Es
de noche. Temperatura, veinte bajo cero. Fuera no se escucha el menor ruido. La
nevada, cayendo en finos copos delicadísimos que mullen la atmósfera,
contribuye a sostener el silencio absoluto, ahogado, que pesa sobre los
jardines blancos con blancura fantástica. La nieve ha perfilado primorosamente
la traza de las calles de árboles, de los macizos, de los boquetes, de los
estanques cuajados por el hielo, y cuya superficie lisa rayaron los patines en
la última sesión de patinaje que tanto divirtió a la Corte , porque el príncipe de
Circasia se dio unas costaladas regulares.
Las
estatuas parecen temblar y lucen aderezos de carámbanos. Las coníferas son
témpanos bordados y esculpidos. En el alcázar, las cornisas, las balconadas,
las torrecillas, la monumental ornamentación de la fachada, el reloj sostenido
por Genios que representan los destinos de la casa imperial, venciendo al
Tiempo, van desapareciendo bajo la suave acolchadura blanca.
Los
centinelas, en su garita, tiritando, sintiendo que el aliento se les cristaliza
primero y se les liquida después dentro del alto cuello de sus capotes
militares, hieren el suelo con el pie, se acuerdan del cuerpo de guardia donde
arde la estufa y se puede echar un trago de lo fermentado, y de tiempo en
tiempo lanzan, al través de la nieve, su «¡Alerta!» gutural.
El
decorativo reloj da las doce, pausadamente, como si la hora contada por él
fuese más solemne que las otras.
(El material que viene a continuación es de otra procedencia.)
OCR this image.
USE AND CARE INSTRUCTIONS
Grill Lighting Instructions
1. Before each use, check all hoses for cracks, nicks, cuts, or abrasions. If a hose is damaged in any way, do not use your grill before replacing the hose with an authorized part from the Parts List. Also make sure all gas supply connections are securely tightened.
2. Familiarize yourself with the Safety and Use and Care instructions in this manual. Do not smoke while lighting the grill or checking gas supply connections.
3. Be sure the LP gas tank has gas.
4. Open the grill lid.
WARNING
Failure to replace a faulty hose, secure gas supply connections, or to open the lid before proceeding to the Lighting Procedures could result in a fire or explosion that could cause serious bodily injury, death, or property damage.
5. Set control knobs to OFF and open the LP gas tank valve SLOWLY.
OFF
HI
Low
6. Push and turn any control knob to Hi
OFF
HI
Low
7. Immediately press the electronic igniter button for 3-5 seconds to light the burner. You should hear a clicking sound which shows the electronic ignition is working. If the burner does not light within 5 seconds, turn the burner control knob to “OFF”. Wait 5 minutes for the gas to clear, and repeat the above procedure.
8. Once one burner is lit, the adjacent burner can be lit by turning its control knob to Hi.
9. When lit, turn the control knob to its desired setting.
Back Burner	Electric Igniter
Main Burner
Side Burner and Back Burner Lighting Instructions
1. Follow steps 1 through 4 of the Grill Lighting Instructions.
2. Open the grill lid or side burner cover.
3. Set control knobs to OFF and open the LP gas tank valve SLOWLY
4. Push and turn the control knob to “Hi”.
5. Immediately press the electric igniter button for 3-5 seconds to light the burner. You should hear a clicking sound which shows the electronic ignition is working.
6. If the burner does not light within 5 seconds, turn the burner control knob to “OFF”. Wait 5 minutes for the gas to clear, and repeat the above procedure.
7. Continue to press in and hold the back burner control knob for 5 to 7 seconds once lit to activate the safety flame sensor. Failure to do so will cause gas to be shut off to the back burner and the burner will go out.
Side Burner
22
Al reloj de fuera contestan los de dentro
desde las consolas; tienen vocecillas aflautadas y bien moduladas de
palaciegos.
El
emperador se estremece y se incorpora en el gran lecho incrustado de marfil,
bajo las pieles rarísimas que lo mullen. Se le figura que una mano acaba de
posarse en su hombro. Y en efecto: a la luz de la lámpara de alabastro velada
de encaje, ve una figura venerable, un viejo aureolado por larguísima barba y
melenas, donde la nieve se diría que enredó sus vellones. La vestidura del
viejo deslumbra; túnica de brocado de oro, manto de terciopelo violeta orlado
de armiño. Una especie de mitra, en que las perlas se apiñan sobre la
filigrana, rodea sus sienes y comprime y hace bufar su gran cabellera nevada,
que se extiende caudalosa por los hombros. En la mano lleva cincelado
cofrecillo abierto, lleno de polvo aurífero impalpable:
-¡Bienvenido,
primo y señor! ¿Por qué viaja vuestra majestad en tan cruda noche? Conviene a
las testas coronadas no ponerse nunca en el caso de sufrir las molestias que
padecen los demás mortales. Dígnese vuestra majestad descansar bajo mi
hospitalario techo.
-No
acepto sino breves instantes, aunque vengo rendido de atravesar los dominios de
vuestra majestad, a los cuales no se les ve el fin; deben de cubrir buena parte
de la superficie del planeta.
-¡Ah!
-articula el emperador, satisfecho-. ¿Los ha recorrido vuestra majestad? ¿Se ha
enterado de su extensión y riquezas? Todos los climas, todas las producciones,
todas las razas reconocen mi soberanía. Cuando paso revista a mi ejército, en
él veo soldados blancos y rubios, de ojos azules; soldados de morena tez;
soldados de cutis amarillo y nariz achatada; ropajes orientales y envolturas
que preservan el rigor de las estaciones en los países hiperbóreos. Mi Imperio
produce el trigo y el zafiro, los minerales, las pieles y las maderas
odoríferas; es un gigante cuya cabeza, como la de vuestra majestad, se baña en
las nieves árticas, y cuyas manos se tienden hacia el Mediodía para abarcarlo.
Y en este Imperio yo soy Dios. A mi voz las frentes se inclinan, las
muchedumbres se prosternan, la plegaria por mí hace retemblar los iconostasios.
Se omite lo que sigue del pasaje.